Here are a few things you might find interesting: 1.) The brain is hardwired for god. What is god? Hope. Researchers at the University of Penn found that deeply religious people experience euphoria and elevated perspectives in the light of god. The human being survives through hope, that is why belief is so strong. The human animal needs hope in order to survive and fight on. Our existence depends on it.
2.) Your brain must rebuild its’ neurological pathways. That requires work. It’s the equivalent of millions of mental calisthenics. Your road is yours alone. Progress is painfully slow or nonexistent. But get this straight—effort is progress. 3.) Your progress depends on your hope. More miracles have occurred bathed in the light of hope, then in any other mental state or disposition of note. You must not stop working. It will sometimes be endless, pointless, unreasonably disappointing and upsetting. But you must continue on.

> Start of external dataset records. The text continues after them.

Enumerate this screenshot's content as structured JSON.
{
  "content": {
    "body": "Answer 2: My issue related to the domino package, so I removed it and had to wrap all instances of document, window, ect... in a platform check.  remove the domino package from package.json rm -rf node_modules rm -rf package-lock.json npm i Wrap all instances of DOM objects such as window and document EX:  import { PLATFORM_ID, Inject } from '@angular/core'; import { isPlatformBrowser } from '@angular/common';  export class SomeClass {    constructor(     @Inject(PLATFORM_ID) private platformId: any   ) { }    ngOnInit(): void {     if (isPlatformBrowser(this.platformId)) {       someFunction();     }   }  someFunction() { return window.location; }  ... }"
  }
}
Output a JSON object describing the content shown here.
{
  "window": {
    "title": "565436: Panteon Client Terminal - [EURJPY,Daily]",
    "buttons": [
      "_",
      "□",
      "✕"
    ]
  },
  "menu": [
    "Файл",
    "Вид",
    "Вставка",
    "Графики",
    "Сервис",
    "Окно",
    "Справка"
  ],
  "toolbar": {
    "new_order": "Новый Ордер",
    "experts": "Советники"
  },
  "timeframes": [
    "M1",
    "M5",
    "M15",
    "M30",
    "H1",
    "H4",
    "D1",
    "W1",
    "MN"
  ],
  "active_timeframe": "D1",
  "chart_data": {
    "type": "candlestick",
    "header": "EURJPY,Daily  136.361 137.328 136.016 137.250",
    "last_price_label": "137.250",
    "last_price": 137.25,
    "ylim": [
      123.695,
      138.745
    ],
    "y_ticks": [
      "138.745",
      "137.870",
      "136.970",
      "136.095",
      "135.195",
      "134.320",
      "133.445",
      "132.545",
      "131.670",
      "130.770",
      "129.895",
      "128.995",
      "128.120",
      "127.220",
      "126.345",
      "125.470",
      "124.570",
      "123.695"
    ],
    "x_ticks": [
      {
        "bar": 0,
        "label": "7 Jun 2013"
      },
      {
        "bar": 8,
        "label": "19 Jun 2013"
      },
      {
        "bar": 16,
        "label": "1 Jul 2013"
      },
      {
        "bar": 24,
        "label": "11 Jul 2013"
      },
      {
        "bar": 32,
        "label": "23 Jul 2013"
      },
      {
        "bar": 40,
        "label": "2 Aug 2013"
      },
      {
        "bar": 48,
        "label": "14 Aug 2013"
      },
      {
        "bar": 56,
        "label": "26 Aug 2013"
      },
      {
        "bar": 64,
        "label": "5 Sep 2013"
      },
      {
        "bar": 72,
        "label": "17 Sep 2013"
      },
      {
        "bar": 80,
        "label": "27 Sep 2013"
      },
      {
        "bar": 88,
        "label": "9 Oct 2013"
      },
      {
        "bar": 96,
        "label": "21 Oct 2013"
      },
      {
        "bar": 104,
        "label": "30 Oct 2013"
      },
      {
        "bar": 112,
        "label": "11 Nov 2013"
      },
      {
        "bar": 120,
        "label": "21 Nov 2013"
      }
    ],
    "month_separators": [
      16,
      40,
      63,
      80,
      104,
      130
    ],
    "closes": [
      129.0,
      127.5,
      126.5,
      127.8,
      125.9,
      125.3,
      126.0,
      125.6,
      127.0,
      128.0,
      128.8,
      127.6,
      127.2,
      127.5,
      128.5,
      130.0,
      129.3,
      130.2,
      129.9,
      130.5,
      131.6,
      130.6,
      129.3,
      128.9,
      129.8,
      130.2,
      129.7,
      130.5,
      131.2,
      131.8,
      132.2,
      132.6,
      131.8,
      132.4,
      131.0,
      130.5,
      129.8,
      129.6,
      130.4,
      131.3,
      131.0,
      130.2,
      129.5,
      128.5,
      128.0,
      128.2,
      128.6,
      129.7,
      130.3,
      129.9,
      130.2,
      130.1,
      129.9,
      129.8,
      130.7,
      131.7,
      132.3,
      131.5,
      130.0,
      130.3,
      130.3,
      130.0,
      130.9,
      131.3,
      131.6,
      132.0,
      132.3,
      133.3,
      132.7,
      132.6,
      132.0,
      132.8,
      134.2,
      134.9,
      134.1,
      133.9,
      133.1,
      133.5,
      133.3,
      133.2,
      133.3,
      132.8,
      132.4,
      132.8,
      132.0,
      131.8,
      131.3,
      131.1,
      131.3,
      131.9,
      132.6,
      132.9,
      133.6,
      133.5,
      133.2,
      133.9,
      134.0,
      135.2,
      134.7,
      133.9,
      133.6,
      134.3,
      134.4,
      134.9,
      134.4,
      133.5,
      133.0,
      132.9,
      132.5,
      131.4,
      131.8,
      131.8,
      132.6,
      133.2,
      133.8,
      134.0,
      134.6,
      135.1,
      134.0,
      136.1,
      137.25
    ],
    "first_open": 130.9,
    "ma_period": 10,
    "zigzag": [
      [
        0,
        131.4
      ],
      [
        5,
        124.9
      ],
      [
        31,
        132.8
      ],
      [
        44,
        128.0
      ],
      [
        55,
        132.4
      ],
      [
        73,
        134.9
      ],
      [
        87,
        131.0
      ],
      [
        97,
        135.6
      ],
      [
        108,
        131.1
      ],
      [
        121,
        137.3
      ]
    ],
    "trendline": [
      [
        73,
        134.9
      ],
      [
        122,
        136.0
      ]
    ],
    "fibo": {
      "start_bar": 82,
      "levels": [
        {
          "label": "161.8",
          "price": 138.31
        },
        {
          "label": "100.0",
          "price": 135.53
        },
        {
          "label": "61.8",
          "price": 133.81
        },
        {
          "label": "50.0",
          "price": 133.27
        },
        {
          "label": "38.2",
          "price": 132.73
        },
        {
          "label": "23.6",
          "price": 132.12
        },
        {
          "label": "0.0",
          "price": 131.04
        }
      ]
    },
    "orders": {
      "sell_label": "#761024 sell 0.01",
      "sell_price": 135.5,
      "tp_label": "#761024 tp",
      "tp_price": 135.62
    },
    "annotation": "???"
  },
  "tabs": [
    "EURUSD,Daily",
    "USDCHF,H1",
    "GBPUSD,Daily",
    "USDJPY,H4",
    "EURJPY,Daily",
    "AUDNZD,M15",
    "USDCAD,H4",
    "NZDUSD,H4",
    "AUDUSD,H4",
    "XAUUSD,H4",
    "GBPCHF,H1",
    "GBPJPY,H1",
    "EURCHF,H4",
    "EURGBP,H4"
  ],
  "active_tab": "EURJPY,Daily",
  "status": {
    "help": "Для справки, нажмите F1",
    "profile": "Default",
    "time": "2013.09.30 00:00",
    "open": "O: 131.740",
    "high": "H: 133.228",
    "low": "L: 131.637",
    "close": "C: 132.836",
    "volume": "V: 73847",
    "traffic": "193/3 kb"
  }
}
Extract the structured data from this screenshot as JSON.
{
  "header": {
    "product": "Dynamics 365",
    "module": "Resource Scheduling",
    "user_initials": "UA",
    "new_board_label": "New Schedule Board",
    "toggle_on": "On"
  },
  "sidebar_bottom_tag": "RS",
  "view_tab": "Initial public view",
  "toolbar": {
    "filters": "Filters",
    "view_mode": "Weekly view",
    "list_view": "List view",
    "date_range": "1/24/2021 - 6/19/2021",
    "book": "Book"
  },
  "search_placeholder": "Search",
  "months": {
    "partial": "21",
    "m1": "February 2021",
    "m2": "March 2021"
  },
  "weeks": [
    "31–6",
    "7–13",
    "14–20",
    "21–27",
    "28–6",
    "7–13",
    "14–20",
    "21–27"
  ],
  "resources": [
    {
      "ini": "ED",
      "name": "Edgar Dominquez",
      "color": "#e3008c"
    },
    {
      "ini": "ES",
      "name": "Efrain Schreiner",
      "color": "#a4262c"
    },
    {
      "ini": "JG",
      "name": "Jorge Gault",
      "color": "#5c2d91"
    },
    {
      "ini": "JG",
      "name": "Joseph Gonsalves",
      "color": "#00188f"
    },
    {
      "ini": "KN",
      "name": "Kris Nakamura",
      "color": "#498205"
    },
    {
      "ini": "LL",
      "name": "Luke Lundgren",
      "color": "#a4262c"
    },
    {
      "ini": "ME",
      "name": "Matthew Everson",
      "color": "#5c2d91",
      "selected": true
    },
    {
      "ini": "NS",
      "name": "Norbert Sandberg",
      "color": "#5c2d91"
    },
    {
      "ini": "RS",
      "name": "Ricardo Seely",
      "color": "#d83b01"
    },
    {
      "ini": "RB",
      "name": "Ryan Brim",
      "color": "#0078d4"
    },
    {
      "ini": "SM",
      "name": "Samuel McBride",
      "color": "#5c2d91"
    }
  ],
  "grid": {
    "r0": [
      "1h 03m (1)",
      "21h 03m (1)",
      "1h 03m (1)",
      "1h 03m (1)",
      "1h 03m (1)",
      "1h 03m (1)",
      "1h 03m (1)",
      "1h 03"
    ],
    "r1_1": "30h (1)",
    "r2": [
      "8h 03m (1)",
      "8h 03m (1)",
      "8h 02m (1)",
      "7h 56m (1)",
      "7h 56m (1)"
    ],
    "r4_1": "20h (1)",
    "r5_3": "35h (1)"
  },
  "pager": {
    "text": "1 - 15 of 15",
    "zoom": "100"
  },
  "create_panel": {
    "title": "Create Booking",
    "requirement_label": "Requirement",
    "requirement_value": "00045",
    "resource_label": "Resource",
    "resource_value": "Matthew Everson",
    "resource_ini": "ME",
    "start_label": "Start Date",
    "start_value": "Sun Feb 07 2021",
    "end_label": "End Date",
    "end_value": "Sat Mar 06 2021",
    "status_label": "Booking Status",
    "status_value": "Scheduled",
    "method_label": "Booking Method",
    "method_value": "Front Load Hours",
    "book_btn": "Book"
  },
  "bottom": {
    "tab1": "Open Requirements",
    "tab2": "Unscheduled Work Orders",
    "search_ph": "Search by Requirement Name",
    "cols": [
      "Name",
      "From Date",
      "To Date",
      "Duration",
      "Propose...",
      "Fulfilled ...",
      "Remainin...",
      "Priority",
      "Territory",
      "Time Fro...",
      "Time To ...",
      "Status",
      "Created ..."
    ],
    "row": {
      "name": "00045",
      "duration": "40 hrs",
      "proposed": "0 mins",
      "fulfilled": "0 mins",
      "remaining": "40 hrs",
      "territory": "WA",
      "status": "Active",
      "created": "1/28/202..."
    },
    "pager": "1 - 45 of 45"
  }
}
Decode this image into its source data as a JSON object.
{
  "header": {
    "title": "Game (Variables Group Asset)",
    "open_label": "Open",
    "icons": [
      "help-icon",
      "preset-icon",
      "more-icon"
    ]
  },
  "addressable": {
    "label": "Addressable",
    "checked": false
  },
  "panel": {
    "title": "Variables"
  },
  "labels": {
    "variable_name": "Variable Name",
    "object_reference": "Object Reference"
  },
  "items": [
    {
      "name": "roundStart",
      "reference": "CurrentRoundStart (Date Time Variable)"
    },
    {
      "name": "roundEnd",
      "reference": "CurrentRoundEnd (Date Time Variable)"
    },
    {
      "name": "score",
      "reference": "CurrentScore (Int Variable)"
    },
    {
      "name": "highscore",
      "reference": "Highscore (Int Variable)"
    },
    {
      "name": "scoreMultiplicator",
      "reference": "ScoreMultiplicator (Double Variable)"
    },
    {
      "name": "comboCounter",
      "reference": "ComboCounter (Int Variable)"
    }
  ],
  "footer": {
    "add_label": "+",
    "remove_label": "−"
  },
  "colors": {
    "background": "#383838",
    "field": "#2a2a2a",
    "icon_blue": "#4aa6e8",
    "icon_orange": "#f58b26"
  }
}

As you know, the right side of the brain is artistic, visual and abstract. The left side of the brain is logical, connecting the word from the left side to the visual from the right. Visualization drills enjoin the two spheres like no other. If I could leave you on an up note that even your doctors might agree, it’s this, you MUST believe in yourself and the HOPE for your future. Did you know that the moment you form a thought, it’s because your brain created a neuro-chemical peptide chain that IS the thought? Yes, the brain has the power to create. If you visualize a place you want to be, in the state you want to be, it can, it can be. If you give it your all, if you give it, your hope. In the great distance there stands a person recovered. When they turn around you realize it's you.

You're always the starter in your own life!